Von den leiblichen Abnormitäten, welche die Geistesschwäche zu begleiten pflegen, sind die hervorstechendsten und konstantesten:
die Unempfindlichkeit des peripherischen Nervensystems, namentlich auch der Eingeweidenerven (daher Gefräßigkeit ohne Heißhunger),
Schwächung oder Aufhebung der Empfindung, Laßheit der Haltung, Unbehilflichkeit der Bewegungen bis zur
vollkommenen Lähmung (der Extremitäten, der Sprachwerkzeuge, der Schließmuskeln) etc. -
Die Prognose der Geistesschwäche ist bis auf seltenere Fälle vorübergehender Demenz (transitorischer Blödsinn) im allgemeinen höchst
ungünstig: die erworbene Geistesschwäche wird nie geheilt, denn sie ist das Symptom von pathologischen Gehirnzuständen,
welche unheilbar sind und sogar das Leben bedrohen können;
selbst die mit primärer, angeborner Geistesschwäche behafteten Individuen
erreichen in der Regel kein hohes Alter.
Bei den niedern Graden der Geistesschwäche der Kinder haben konsequente Erziehungs- und Bildungsversuche
zuweilen einen gewissen Erfolg, welcher jedoch nur selten den gehegten Erwartungen entsprechen wird.

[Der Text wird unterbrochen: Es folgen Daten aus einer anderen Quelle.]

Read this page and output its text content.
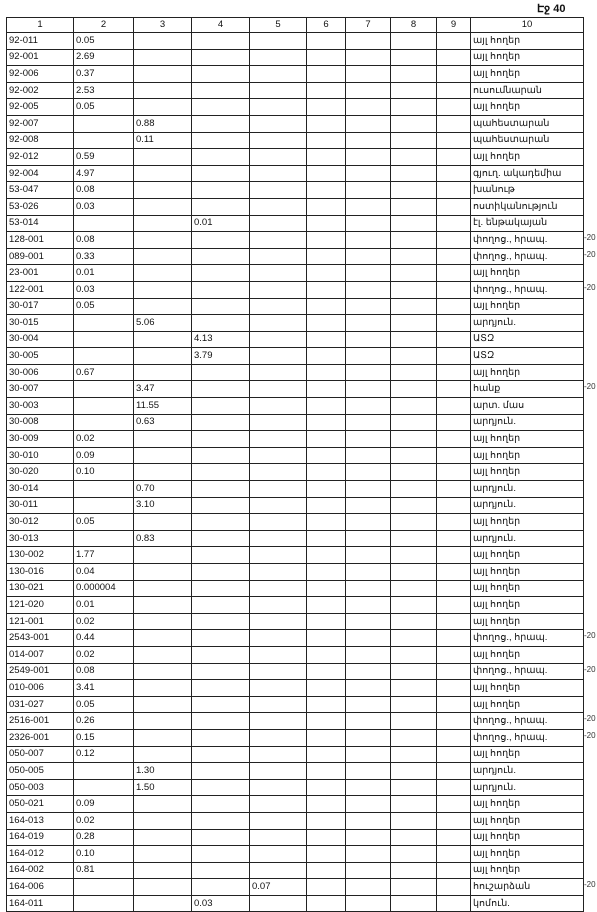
Էջ 40
1	2	3	4	5	6	7	8	9	10
92-011	0.05								այլ հողեր
92-001	2.69								այլ հողեր
92-006	0.37								այլ հողեր
92-002	2.53								ուսումնարան
92-005	0.05								այլ հողեր
92-007		0.88							պահեստարան
92-008		0.11							պահեստարան
92-012	0.59								այլ հողեր
92-004	4.97								գյուղ. ակադեմիա
53-047	0.08								խանութ
53-026	0.03								ոստիկանություն
53-014			0.01						էլ. ենթակայան
128-001	0.08								փողոց., հրապ.
089-001	0.33								փողոց., հրապ.
23-001	0.01								այլ հողեր
122-001	0.03								փողոց., հրապ.
30-017	0.05								այլ հողեր
30-015		5.06							արդյուն.
30-004			4.13						ԱՏԶ
30-005			3.79						ԱՏԶ
30-006	0.67								այլ հողեր
30-007		3.47							հանք
30-003		11.55							արտ. մաս
30-008		0.63							արդյուն.
30-009	0.02								այլ հողեր
30-010	0.09								այլ հողեր
30-020	0.10								այլ հողեր
30-014		0.70							արդյուն.
30-011		3.10							արդյուն.
30-012	0.05								այլ հողեր
30-013		0.83							արդյուն.
130-002	1.77								այլ հողեր
130-016	0.04								այլ հողեր
130-021	0.000004								այլ հողեր
121-020	0.01								այլ հողեր
121-001	0.02								այլ հողեր
2543-001	0.44								փողոց., հրապ.
014-007	0.02								այլ հողեր
2549-001	0.08								փողոց., հրապ.
010-006	3.41								այլ հողեր
031-027	0.05								այլ հողեր
2516-001	0.26								փողոց., հրապ.
2326-001	0.15								փողոց., հրապ.
050-007	0.12								այլ հողեր
050-005		1.30							արդյուն.
050-003		1.50							արդյուն.
050-021	0.09								այլ հողեր
164-013	0.02								այլ հողեր
164-019	0.28								այլ հողեր
164-012	0.10								այլ հողեր
164-002	0.81								այլ հողեր
164-006				0.07					հուշարձան
164-011			0.03						կոմուն.
-20
-20
-20
-20
-20
-20
-20
-20
-20
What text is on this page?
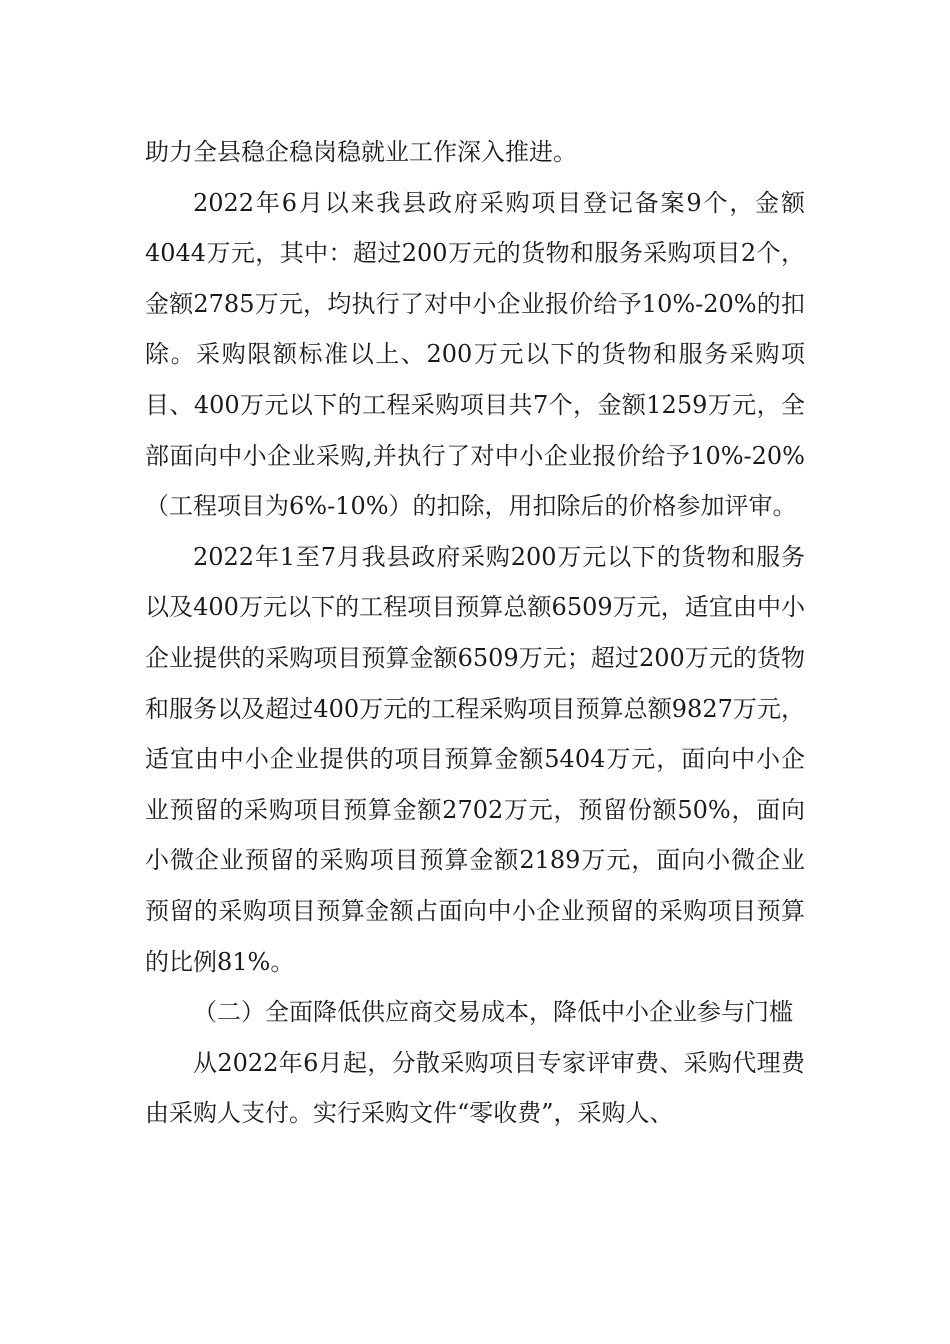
助力全县稳企稳岗稳就业工作深入推进。

2022年6月以来我县政府采购项目登记备案9个，金额4044万元，其中：超过200万元的货物和服务采购项目2个，金额2785万元，均执行了对中小企业报价给予10%-20%的扣除。采购限额标准以上、200万元以下的货物和服务采购项目、400万元以下的工程采购项目共7个，金额1259万元，全部面向中小企业采购,并执行了对中小企业报价给予10%-20%（工程项目为6%-10%）的扣除，用扣除后的价格参加评审。

2022年1至7月我县政府采购200万元以下的货物和服务以及400万元以下的工程项目预算总额6509万元，适宜由中小企业提供的采购项目预算金额6509万元；超过200万元的货物和服务以及超过400万元的工程采购项目预算总额9827万元，适宜由中小企业提供的项目预算金额5404万元，面向中小企业预留的采购项目预算金额2702万元，预留份额50%，面向小微企业预留的采购项目预算金额2189万元，面向小微企业预留的采购项目预算金额占面向中小企业预留的采购项目预算的比例81%。

（二）全面降低供应商交易成本，降低中小企业参与门槛

从2022年6月起，分散采购项目专家评审费、采购代理费由采购人支付。实行采购文件“零收费”，采购人、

In rechtlicher Hinsicht wird die Geistesschwäche ebensowohl in Beziehung auf Disposition- wie auf Zurechnungsfähigkeit Gegenstand der
Beurteilung. Die Frage ist in diesen Fällen entweder: ob das Individuum mit hinreichenden intellektuellen Kräften begabt ist
oder sein wird, um vor dem Gesetz gültige bürgerliche Handlungen zu vollziehen, oder: ob es mit hinreichenden
intellektuellen Kräften begabt war, um gewisse gesetzwidrige Handlungen vermeiden zu können. So häufig auch diese Frage verhandelt
werden muß, so fehlt es doch an bestimmten Regeln, welche bei ihrer Behandlung zur Richtschnur dienen könnten.